To find the maxima and minima of the function \( y = \frac{40}{3x^4 + 8x^3 - 18x^2 + 60} \), we will follow these steps: ### Step 1: Differentiate the function First, we need to differentiate the function with respect to \( x \). We will use the quotient rule for differentiation. Let \( u = 40 \) and \( v = 3x^4 + 8x^3 - 18x^2 + 60 \). Using the quotient rule: \[ \frac{dy}{dx} = \frac{v \frac{du}{dx} - u \frac{dv}{dx}}{v^2} \] Since \( \frac{du}{dx} = 0 \), we only need to find \( \frac{dv}{dx} \): \[ \frac{dv}{dx} = 12x^3 + 24x^2 - 36x \] Thus, the derivative becomes: \[ \frac{dy}{dx} = \frac{(3x^4 + 8x^3 - 18x^2 + 60)(0) - 40(12x^3 + 24x^2 - 36x)}{(3x^4 + 8x^3 - 18x^2 + 60)^2} \] \[ = -\frac{40(12x^3 + 24x^2 - 36x)}{(3x^4 + 8x^3 - 18x^2 + 60)^2} \] ### Step 2: Set the derivative equal to zero To find critical points, we set the numerator equal to zero: \[ 12x^3 + 24x^2 - 36x = 0 \] Factoring out \( 12x \): \[ 12x(x^2 + 2x - 3) = 0 \] \[ 12x(x + 3)(x - 1) = 0 \] Thus, the critical points are: \[ x = 0, \quad x = -3, \quad x = 1 \] ### Step 3: Determine maxima and minima using the second derivative test Next, we need to find the second derivative \( \frac{d^2y}{dx^2} \).
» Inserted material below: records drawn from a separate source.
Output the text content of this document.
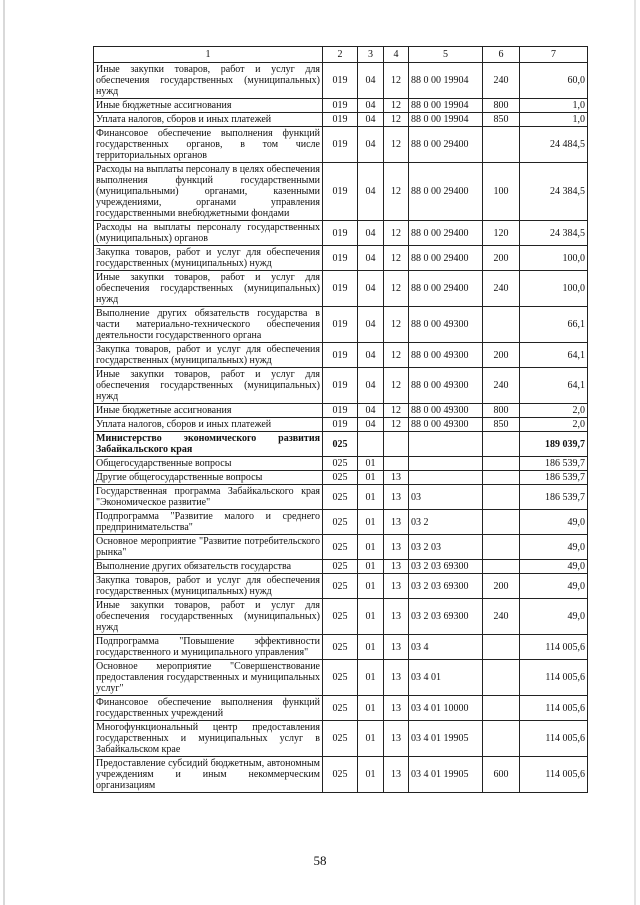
1	2	3	4	5	6	7
Иные закупки товаров, работ и услуг для обеспечения государственных (муниципальных) нужд	019	04	12	88 0 00 19904	240	60,0
Иные бюджетные ассигнования	019	04	12	88 0 00 19904	800	1,0
Уплата налогов, сборов и иных платежей	019	04	12	88 0 00 19904	850	1,0
Финансовое обеспечение выполнения функций государственных органов, в том числе территориальных органов	019	04	12	88 0 00 29400		24 484,5
Расходы на выплаты персоналу в целях обеспечения выполнения функций государственными (муниципальными) органами, казенными учреждениями, органами управления государственными внебюджетными фондами	019	04	12	88 0 00 29400	100	24 384,5
Расходы на выплаты персоналу государственных (муниципальных) органов	019	04	12	88 0 00 29400	120	24 384,5
Закупка товаров, работ и услуг для обеспечения государственных (муниципальных) нужд	019	04	12	88 0 00 29400	200	100,0
Иные закупки товаров, работ и услуг для обеспечения государственных (муниципальных) нужд	019	04	12	88 0 00 29400	240	100,0
Выполнение других обязательств государства в части материально-технического обеспечения деятельности государственного органа	019	04	12	88 0 00 49300		66,1
Закупка товаров, работ и услуг для обеспечения государственных (муниципальных) нужд	019	04	12	88 0 00 49300	200	64,1
Иные закупки товаров, работ и услуг для обеспечения государственных (муниципальных) нужд	019	04	12	88 0 00 49300	240	64,1
Иные бюджетные ассигнования	019	04	12	88 0 00 49300	800	2,0
Уплата налогов, сборов и иных платежей	019	04	12	88 0 00 49300	850	2,0
Министерство экономического развития Забайкальского края	025					189 039,7
Общегосударственные вопросы	025	01				186 539,7
Другие общегосударственные вопросы	025	01	13			186 539,7
Государственная программа Забайкальского края "Экономическое развитие"	025	01	13	03		186 539,7
Подпрограмма "Развитие малого и среднего предпринимательства"	025	01	13	03 2		49,0
Основное мероприятие "Развитие потребительского рынка"	025	01	13	03 2 03		49,0
Выполнение других обязательств государства	025	01	13	03 2 03 69300		49,0
Закупка товаров, работ и услуг для обеспечения государственных (муниципальных) нужд	025	01	13	03 2 03 69300	200	49,0
Иные закупки товаров, работ и услуг для обеспечения государственных (муниципальных) нужд	025	01	13	03 2 03 69300	240	49,0
Подпрограмма "Повышение эффективности государственного и муниципального управления"	025	01	13	03 4		114 005,6
Основное мероприятие "Совершенствование предоставления государственных и муниципальных услуг"	025	01	13	03 4 01		114 005,6
Финансовое обеспечение выполнения функций государственных учреждений	025	01	13	03 4 01 10000		114 005,6
Многофункциональный центр предоставления государственных и муниципальных услуг в Забайкальском крае	025	01	13	03 4 01 19905		114 005,6
Предоставление субсидий бюджетным, автономным учреждениям и иным некоммерческим организациям	025	01	13	03 4 01 19905	600	114 005,6
58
For simplicity, we will evaluate the first derivative at the critical points. 1. **At \( x = 0 \)**: \[ \frac{dy}{dx} = -\frac{40(12(0)^3 + 24(0)^2 - 36(0))}{(3(0)^4 + 8(0)^3 - 18(0)^2 + 60)^2} = 0 \] 2. **At \( x = -3 \)**: \[ \frac{dy}{dx} = -\frac{40(12(-3)^3 + 24(-3)^2 - 36(-3))}{(3(-3)^4 + 8(-3)^3 - 18(-3)^2 + 60)^2} \] Calculate \( \frac{d^2y}{dx^2} \) to determine if it's a maximum or minimum. 3. **At \( x = 1 \)**: \[ \frac{dy}{dx} = -\frac{40(12(1)^3 + 24(1)^2 - 36(1))}{(3(1)^4 + 8(1)^3 - 18(1)^2 + 60)^2} \] Similarly, calculate \( \frac{d^2y}{dx^2} \). ### Step 4: Calculate the function values at critical points 1. **At \( x = 0 \)**: \[ y(0) = \frac{40}{3(0)^4 + 8(0)^3 - 18(0)^2 + 60} = \frac{40}{60} = \frac{2}{3} \] 2. **At \( x = -3 \)**: \[ y(-3) = \frac{40}{3(-3)^4 + 8(-3)^3 - 18(-3)^2 + 60} \] Calculate this value. 3. **At \( x = 1 \)**: \[ y(1) = \frac{40}{3(1)^4 + 8(1)^3 - 18(1)^2 + 60} \] Calculate this value. ### Step 5: Compare values to find maxima and minima Finally, compare the values of \( y \) at \( x = 0, -3, 1 \) to determine the maximum and minimum values.